The following are the most recent Fair Housing updates and news you need to be aware of as an income property owner or property manager. We invite you to check back periodically as we update this section regularly.

  • Criminal record screening The Department of Housing and Urban Development (HUD) has announced new guidance explaining how criminal background checks on housing applicants may have disparate impact on people of color since people of color are more likely to be charged with drug-related crimes and hence have a higher incarceration rate than white people. Landlords and property managers should now avoid using arrest records and one-strike prohibitions in their tenant screening process. Landlords and property managers should instead consider the “nature, severity and recency” of any criminal offenses and convictions and focus on crimes that pose real danger to the safety and health of other tenants. Property managers should employ consistent and objective criteria for individual assessments.
  • Limited English proficiency Any form of language discrimination may be classified, under the FHA, as discrimination based on race or national origin. According to HUD, any discrimination against persons with limited English proficiency (LEP) may violate the FHA. Refusing to allow time to translate housing documents—including applications, notices and contracts—may result in disparate discrimination leading to fines and civil action by housing applicants. Landlords and managers should be consistent in the application of screening and tenancy policies to remain on the right side of the law.
  • Source of income – Discrimination based on source of income is now prohibited in many states and cities. For example, in some localities, landlords can no longer refuse to rent to a prospective tenant because a substantial amount of their income comes from alimony, rental assitance, welfare or government subsidies. Even if state or local law does not specify source of income as a basis of rental discrimination, landlords would be wise to avoid using source of income in their screening process to avoid unecessary legal action.
  • Familial status – Unless your rental property qualifies as “housing for older persons”, you cannot refuse rent to any family because they have children. Neither can you direct or “steer” families with children to specific units that you believe to be more “kid-friendly”. Even if a housing provider has the best interest of the tenant in mind, steering a housing applicant or tenant due to familial status is unlawful and can result in fines, claims and civil penalties.

State and local Fair Housing laws

Most states have additional protected classes, such as sexual orientation, gender identity, source of income, age, political affiliation and student status. It’s important to adhere to all federal Fair Housing laws but just as important to follow Fair Housing laws on a state and local level.

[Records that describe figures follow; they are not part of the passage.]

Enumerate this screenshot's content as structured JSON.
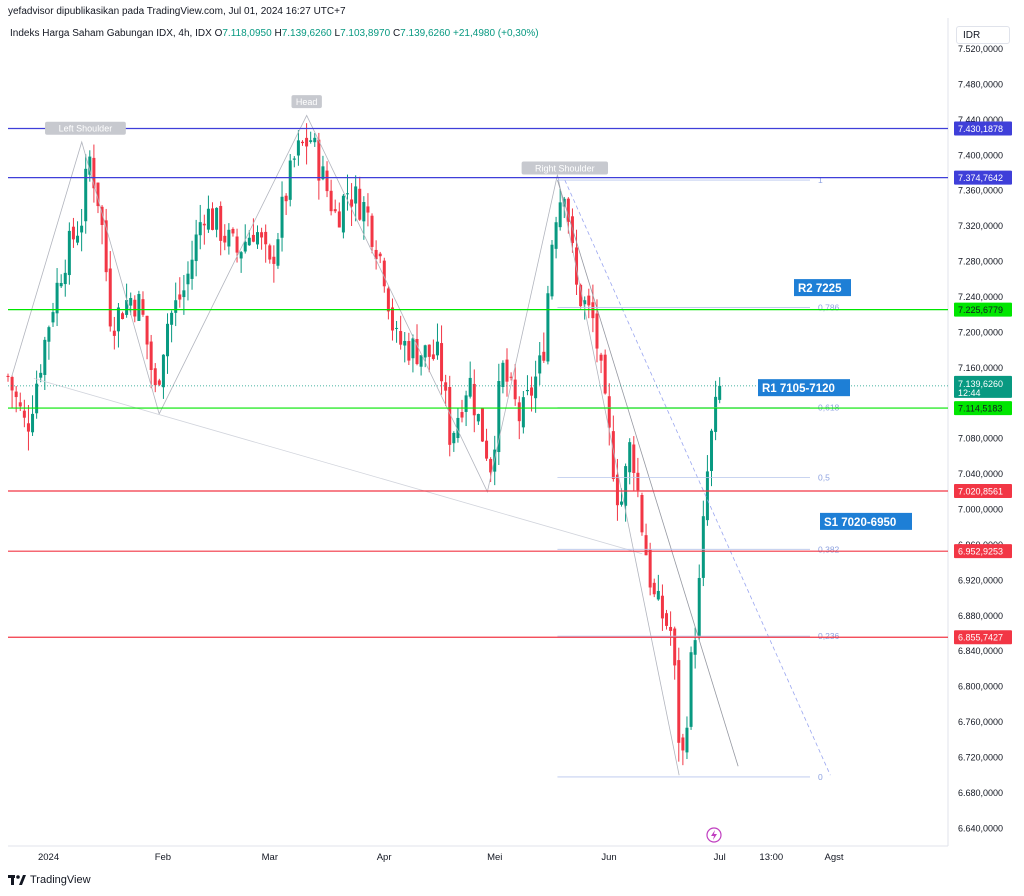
{
  "header": {
    "published": "yefadvisor dipublikasikan pada TradingView.com, Jul 01, 2024 16:27 UTC+7",
    "symbol": "Indeks Harga Saham Gabungan IDX, 4h, IDX",
    "o_label": "O",
    "o": "7.118,0950",
    "h_label": "H",
    "h": "7.139,6260",
    "l_label": "L",
    "l": "7.103,8970",
    "c_label": "C",
    "c": "7.139,6260",
    "change": "+21,4980 (+0,30%)",
    "currency": "IDR"
  },
  "footer": {
    "brand": "TradingView"
  },
  "colors": {
    "up": "#089981",
    "down": "#f23645",
    "green_line": "#00e600",
    "red_line": "#f23645",
    "blue_line": "#3f3fd9",
    "label_blue": "#1e7fd6"
  },
  "chart_data": {
    "type": "candlestick",
    "title": "Indeks Harga Saham Gabungan IDX, 4h, IDX",
    "x_ticks": [
      "2024",
      "Feb",
      "Mar",
      "Apr",
      "Mei",
      "Jun",
      "Jul",
      "13:00",
      "Agst"
    ],
    "y_ticks": [
      "7.520,0000",
      "7.480,0000",
      "7.440,0000",
      "7.400,0000",
      "7.360,0000",
      "7.320,0000",
      "7.280,0000",
      "7.240,0000",
      "7.200,0000",
      "7.160,0000",
      "7.080,0000",
      "7.040,0000",
      "7.000,0000",
      "6.960,0000",
      "6.920,0000",
      "6.880,0000",
      "6.840,0000",
      "6.800,0000",
      "6.760,0000",
      "6.720,0000",
      "6.680,0000",
      "6.640,0000"
    ],
    "ylim": [
      6620,
      7555
    ],
    "price_path": [
      {
        "date": "2023-12-21",
        "v": 7150
      },
      {
        "date": "2023-12-26",
        "v": 7090
      },
      {
        "date": "2023-12-28",
        "v": 7130
      },
      {
        "date": "2024-01-02",
        "v": 7230
      },
      {
        "date": "2024-01-05",
        "v": 7280
      },
      {
        "date": "2024-01-10",
        "v": 7330
      },
      {
        "date": "2024-01-12",
        "v": 7400
      },
      {
        "date": "2024-01-15",
        "v": 7340
      },
      {
        "date": "2024-01-18",
        "v": 7210
      },
      {
        "date": "2024-01-23",
        "v": 7240
      },
      {
        "date": "2024-01-26",
        "v": 7230
      },
      {
        "date": "2024-01-30",
        "v": 7130
      },
      {
        "date": "2024-02-02",
        "v": 7210
      },
      {
        "date": "2024-02-07",
        "v": 7250
      },
      {
        "date": "2024-02-12",
        "v": 7340
      },
      {
        "date": "2024-02-16",
        "v": 7320
      },
      {
        "date": "2024-02-21",
        "v": 7290
      },
      {
        "date": "2024-02-26",
        "v": 7320
      },
      {
        "date": "2024-03-01",
        "v": 7270
      },
      {
        "date": "2024-03-05",
        "v": 7350
      },
      {
        "date": "2024-03-08",
        "v": 7400
      },
      {
        "date": "2024-03-12",
        "v": 7420
      },
      {
        "date": "2024-03-15",
        "v": 7380
      },
      {
        "date": "2024-03-19",
        "v": 7330
      },
      {
        "date": "2024-03-22",
        "v": 7360
      },
      {
        "date": "2024-03-27",
        "v": 7340
      },
      {
        "date": "2024-04-01",
        "v": 7270
      },
      {
        "date": "2024-04-04",
        "v": 7190
      },
      {
        "date": "2024-04-16",
        "v": 7170
      },
      {
        "date": "2024-04-19",
        "v": 7080
      },
      {
        "date": "2024-04-24",
        "v": 7150
      },
      {
        "date": "2024-04-26",
        "v": 7110
      },
      {
        "date": "2024-04-30",
        "v": 7050
      },
      {
        "date": "2024-05-03",
        "v": 7160
      },
      {
        "date": "2024-05-08",
        "v": 7100
      },
      {
        "date": "2024-05-14",
        "v": 7170
      },
      {
        "date": "2024-05-17",
        "v": 7330
      },
      {
        "date": "2024-05-20",
        "v": 7370
      },
      {
        "date": "2024-05-23",
        "v": 7250
      },
      {
        "date": "2024-05-28",
        "v": 7210
      },
      {
        "date": "2024-05-31",
        "v": 7110
      },
      {
        "date": "2024-06-04",
        "v": 7000
      },
      {
        "date": "2024-06-07",
        "v": 7080
      },
      {
        "date": "2024-06-10",
        "v": 6980
      },
      {
        "date": "2024-06-13",
        "v": 6900
      },
      {
        "date": "2024-06-18",
        "v": 6860
      },
      {
        "date": "2024-06-20",
        "v": 6740
      },
      {
        "date": "2024-06-21",
        "v": 6720
      },
      {
        "date": "2024-06-24",
        "v": 6860
      },
      {
        "date": "2024-06-25",
        "v": 6880
      },
      {
        "date": "2024-06-26",
        "v": 6950
      },
      {
        "date": "2024-06-27",
        "v": 7000
      },
      {
        "date": "2024-06-28",
        "v": 7060
      },
      {
        "date": "2024-07-01",
        "v": 7139.626
      }
    ],
    "levels": [
      {
        "price": 7430.1878,
        "label": "7.430,1878",
        "color": "#3f3fd9"
      },
      {
        "price": 7374.7642,
        "label": "7.374,7642",
        "color": "#3f3fd9"
      },
      {
        "price": 7225.6779,
        "label": "7.225,6779",
        "color": "#00e600"
      },
      {
        "price": 7114.5183,
        "label": "7.114,5183",
        "color": "#00e600"
      },
      {
        "price": 7020.8561,
        "label": "7.020,8561",
        "color": "#f23645"
      },
      {
        "price": 6952.9253,
        "label": "6.952,9253",
        "color": "#f23645"
      },
      {
        "price": 6855.7427,
        "label": "6.855,7427",
        "color": "#f23645"
      }
    ],
    "last_price": {
      "price": 7139.626,
      "label": "7.139,6260",
      "countdown": "12:44"
    },
    "fib": [
      {
        "ratio": "1",
        "price": 7372
      },
      {
        "ratio": "0,786",
        "price": 7228
      },
      {
        "ratio": "0,618",
        "price": 7115
      },
      {
        "ratio": "0,5",
        "price": 7036
      },
      {
        "ratio": "0,382",
        "price": 6955
      },
      {
        "ratio": "0,236",
        "price": 6857
      },
      {
        "ratio": "0",
        "price": 6698
      }
    ],
    "zones": [
      {
        "label": "R2 7225",
        "price": 7250
      },
      {
        "label": "R1 7105-7120",
        "price": 7137
      },
      {
        "label": "S1 7020-6950",
        "price": 6986
      }
    ],
    "pattern_labels": [
      {
        "label": "Left Shoulder",
        "date": "2024-01-11",
        "price": 7430
      },
      {
        "label": "Head",
        "date": "2024-03-11",
        "price": 7460
      },
      {
        "label": "Right Shoulder",
        "date": "2024-05-20",
        "price": 7385
      }
    ]
  }
}
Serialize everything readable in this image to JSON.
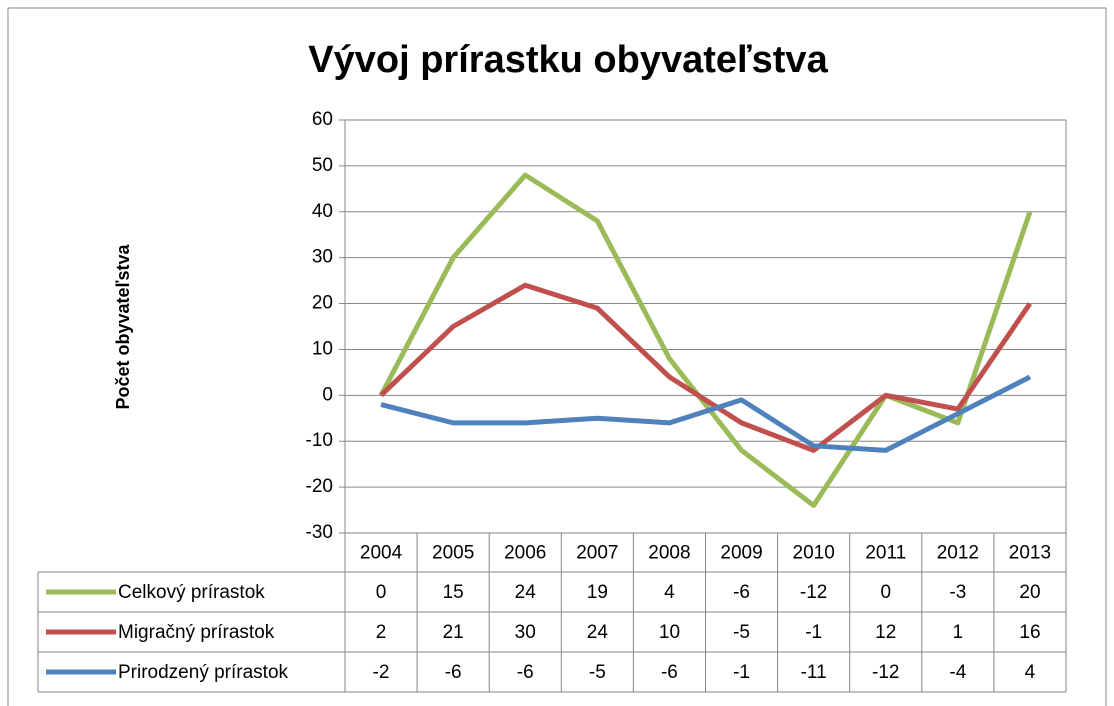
{
  "chart_data": {
    "type": "line",
    "stacked": true,
    "title": "Vývoj prírastku obyvateľstva",
    "y_label": "Počet obyvateľstva",
    "categories": [
      "2004",
      "2005",
      "2006",
      "2007",
      "2008",
      "2009",
      "2010",
      "2011",
      "2012",
      "2013"
    ],
    "series": [
      {
        "name": "Celkový prírastok",
        "color": "#9bbb59",
        "values": [
          0,
          15,
          24,
          19,
          4,
          -6,
          -12,
          0,
          -3,
          20
        ]
      },
      {
        "name": "Migračný prírastok",
        "color": "#c0504d",
        "values": [
          2,
          21,
          30,
          24,
          10,
          -5,
          -1,
          12,
          1,
          16
        ]
      },
      {
        "name": "Prirodzený prírastok",
        "color": "#4f81bd",
        "values": [
          -2,
          -6,
          -6,
          -5,
          -6,
          -1,
          -11,
          -12,
          -4,
          4
        ]
      }
    ],
    "ylim": [
      -30,
      60
    ],
    "yticks": [
      -30,
      -20,
      -10,
      0,
      10,
      20,
      30,
      40,
      50,
      60
    ],
    "grid": true
  }
}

Failing to adhere to state and local statutes of the Fair Housing Act can lead to civil penalities, fines and prosecution.

State laws also address practical matters such as lease terms and conditions, eviction guidelines and statutes, rent payment and collection, security deposits, management of rental income, and the rights and and responsibilities of tenants and landlords. Learn more about landlord-tenant laws in your state.

Fair housing laws vary from state to state, so you may want to consult with an attorney to determine if there are additional anti-discrimination provisions governing rentals in your community.